Article published In: Historiographia Linguistica
Vol. 14:1/2 (1987) ► pp.155–160
Bloomfield and semantics
Published online: 1 January 1987
https://doi.org/10.1075/hl.14.1-2.13hal
https://doi.org/10.1075/hl.14.1-2.13hal
Summary
Bloomfield’s position with regard to meaning and its importance in human use of language has been persistently misinterpreted. From a Wundtian, mentalistic psychology in his 1914 Introduction, he passed to a Weissian, non-mentalistic approach, as a result of which he considered it impossible to capture the totality of meaning because of its inaccessibility to scientific investigation by currently available techniques. Far from excluding considerations of meaning from our study of language, he regarded them as nevertheless essential. The author finds both Bloomfield’s and his critics’ views of the nature of meaning unsatisfactory, because they regard meaning as existent somewhere outside of the individual speaker. In this respect, Bloomfield’s point of view in his 1914 book was closer to reality than that which he expressed in his 1933 Language.
Résumé
La position de Bloomfield à l’égard de la signification et de son importance dans l’emploi humain du langage a souvent été méconnue.

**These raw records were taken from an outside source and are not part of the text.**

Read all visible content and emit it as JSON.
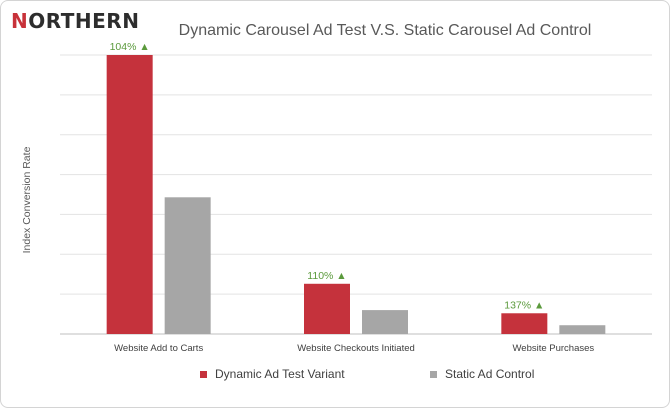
{
  "brand": {
    "logo_lead": "N",
    "logo_rest": "ORTHERN",
    "accent_color": "#c8323a"
  },
  "chart_data": {
    "type": "bar",
    "title": "Dynamic Carousel Ad Test V.S. Static Carousel Ad Control",
    "xlabel": "",
    "ylabel": "Index Conversion Rate",
    "categories": [
      "Website Add to Carts",
      "Website Checkouts Initiated",
      "Website Purchases"
    ],
    "series": [
      {
        "name": "Dynamic Ad Test Variant",
        "color": "#c5323c",
        "values": [
          7.0,
          1.26,
          0.52
        ]
      },
      {
        "name": "Static Ad Control",
        "color": "#a6a6a6",
        "values": [
          3.43,
          0.6,
          0.22
        ]
      }
    ],
    "annotations": [
      "104% ▲",
      "110% ▲",
      "137% ▲"
    ],
    "annotation_color": "#5b9a3c",
    "ylim": [
      0,
      7.0
    ],
    "grid": true,
    "y_tick_labels_visible": false,
    "legend_position": "bottom"
  }
}
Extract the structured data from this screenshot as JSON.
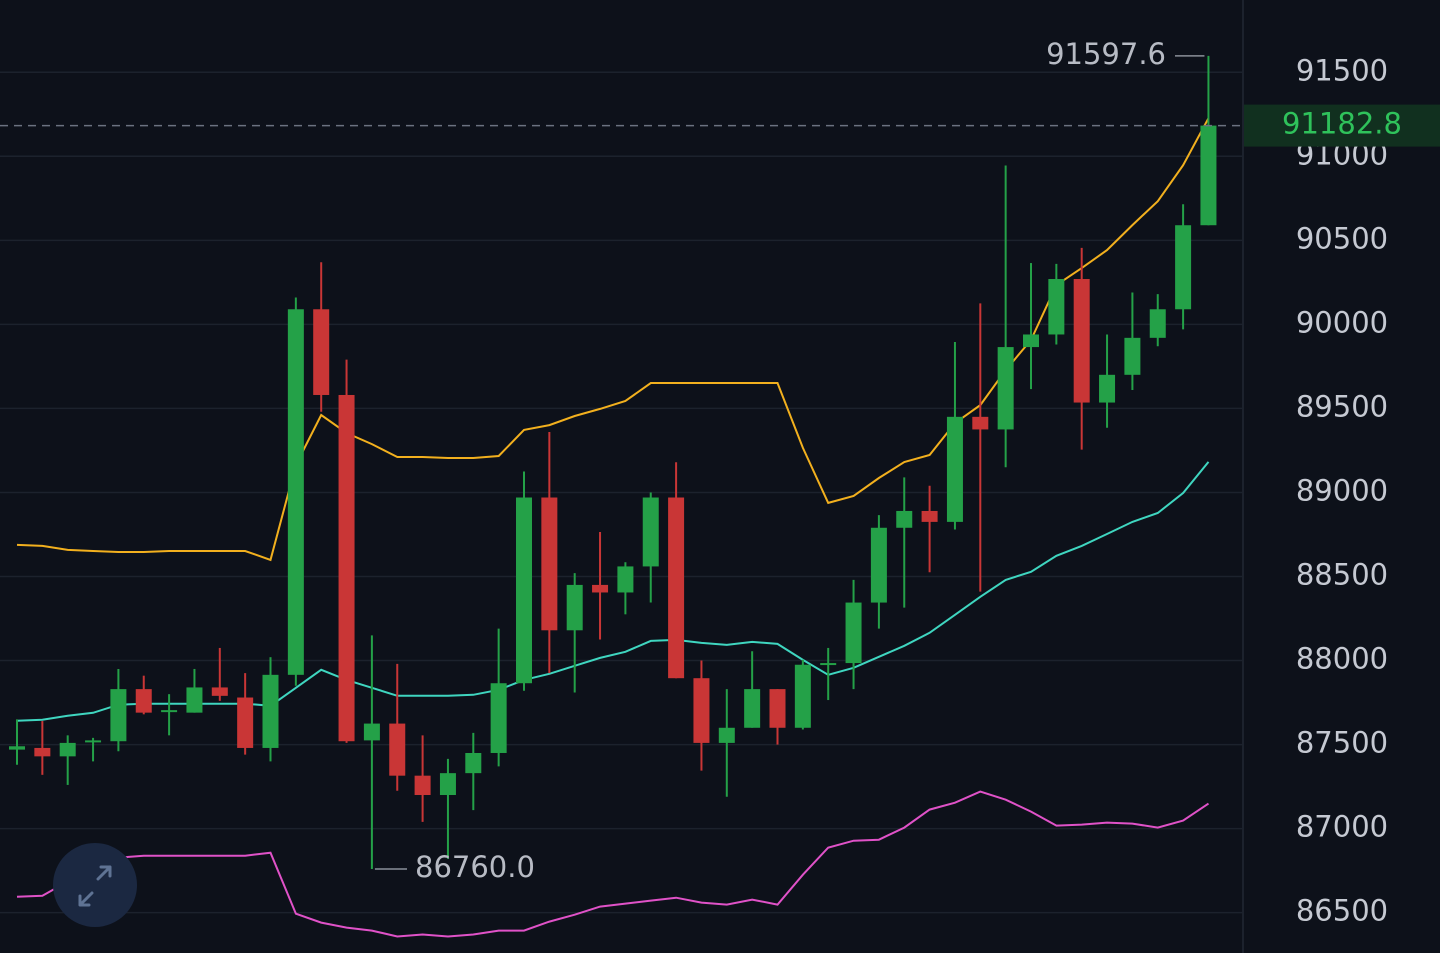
{
  "chart_data": {
    "type": "candlestick",
    "open": [
      87470,
      87480,
      87430,
      87520,
      87520,
      87830,
      87700,
      87690,
      87840,
      87780,
      87480,
      87915,
      90090,
      89580,
      87525,
      87625,
      87315,
      87200,
      87330,
      87450,
      87865,
      88970,
      88180,
      88450,
      88405,
      88560,
      88970,
      87895,
      87510,
      87600,
      87830,
      87600,
      87980,
      87985,
      88345,
      88790,
      88890,
      88825,
      89450,
      89375,
      89865,
      89940,
      90270,
      89535,
      89700,
      89920,
      90090,
      90590
    ],
    "high": [
      87650,
      87640,
      87555,
      87540,
      87950,
      87910,
      87800,
      87950,
      88075,
      87925,
      88020,
      90160,
      90370,
      89790,
      88150,
      87980,
      87555,
      87415,
      87570,
      88190,
      89125,
      89360,
      88520,
      88765,
      88585,
      89000,
      89180,
      88000,
      87830,
      88055,
      87830,
      88005,
      88075,
      88480,
      88865,
      89090,
      89040,
      89895,
      90125,
      90945,
      90365,
      90360,
      90455,
      89940,
      90190,
      90180,
      90715,
      91597.6
    ],
    "low": [
      87380,
      87320,
      87260,
      87400,
      87460,
      87680,
      87555,
      87690,
      87760,
      87440,
      87400,
      87850,
      89480,
      87510,
      86760,
      87225,
      87040,
      86820,
      87110,
      87370,
      87820,
      87925,
      87810,
      88125,
      88275,
      88345,
      87895,
      87345,
      87190,
      87600,
      87500,
      87590,
      87765,
      87830,
      88190,
      88315,
      88525,
      88780,
      88410,
      89150,
      89615,
      89880,
      89255,
      89385,
      89610,
      89870,
      89970,
      90590
    ],
    "close": [
      87490,
      87430,
      87510,
      87525,
      87830,
      87690,
      87705,
      87840,
      87790,
      87480,
      87915,
      90090,
      89580,
      87520,
      87625,
      87315,
      87200,
      87330,
      87450,
      87865,
      88970,
      88180,
      88450,
      88405,
      88560,
      88970,
      87895,
      87510,
      87600,
      87830,
      87600,
      87975,
      87985,
      88345,
      88790,
      88890,
      88825,
      89450,
      89375,
      89865,
      89940,
      90270,
      89535,
      89700,
      89920,
      90090,
      90590,
      91182.8
    ],
    "up_color": "#24a148",
    "down_color": "#c93636",
    "series": [
      {
        "color": "#f2b01e",
        "values": [
          88688,
          88682,
          88658,
          88652,
          88646,
          88646,
          88652,
          88652,
          88652,
          88652,
          88599,
          89164,
          89461,
          89354,
          89288,
          89211,
          89211,
          89205,
          89205,
          89217,
          89372,
          89401,
          89455,
          89497,
          89544,
          89651,
          89651,
          89651,
          89651,
          89651,
          89651,
          89265,
          88938,
          88979,
          89086,
          89181,
          89223,
          89413,
          89520,
          89728,
          89907,
          90234,
          90335,
          90442,
          90591,
          90733,
          90947,
          91227
        ]
      },
      {
        "color": "#3fd6c0",
        "values": [
          87642,
          87648,
          87671,
          87689,
          87737,
          87743,
          87743,
          87743,
          87743,
          87743,
          87731,
          87838,
          87945,
          87885,
          87838,
          87790,
          87790,
          87790,
          87796,
          87826,
          87885,
          87921,
          87969,
          88016,
          88052,
          88117,
          88123,
          88105,
          88093,
          88111,
          88099,
          88004,
          87915,
          87957,
          88022,
          88088,
          88165,
          88272,
          88379,
          88480,
          88528,
          88623,
          88682,
          88753,
          88825,
          88878,
          88997,
          89182
        ]
      },
      {
        "color": "#e052c8",
        "values": [
          86595,
          86601,
          86685,
          86726,
          86827,
          86839,
          86839,
          86839,
          86839,
          86839,
          86857,
          86494,
          86441,
          86411,
          86393,
          86358,
          86370,
          86358,
          86370,
          86393,
          86393,
          86447,
          86488,
          86536,
          86554,
          86572,
          86589,
          86560,
          86548,
          86578,
          86548,
          86726,
          86887,
          86928,
          86934,
          87006,
          87113,
          87154,
          87220,
          87172,
          87101,
          87018,
          87024,
          87036,
          87030,
          87006,
          87048,
          87149
        ]
      }
    ],
    "high_label": 91597.6,
    "low_label": {
      "value": 86760,
      "label": "86760.0"
    },
    "last_price": 91182.8,
    "ylim": [
      86260,
      91930
    ],
    "yticks": [
      86500,
      87000,
      87500,
      88000,
      88500,
      89000,
      89500,
      90000,
      90500,
      91000,
      91500
    ],
    "grid": true
  }
}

Après avoir adhéré à la psychologie “mentaliste” de Wundt dans son Introduction (194), il adopta l’approche “non-mentaliste” de Weiss dans ses travaux postérieurs. Par conséquent, il nia la possibilité de saisir la signification totale d’un phénomène linguistique quelconque, à cause de son inaccessibilité à l’investigation scientifique par les moyens normalement disponibles. Loin d’exclure les aspects sémantiques de l’étude du langage, Bloomfield les considérait comme néanmoins essentiels. L’auteur trouve que les vues de Bloomfield et aussi ceux de ses adversaires sur la nature de la signification sont peu satisfaisantes, parce que l’on considère le sens d’un phénomène linguistique comme ayant une existence quelque part hors de l’individu parlant. A cet égard, les vues de Bloomfield dans son Introduction (1914) étaient plus proches de la réalité que celles qu’il exprima dans son livre Language (1933).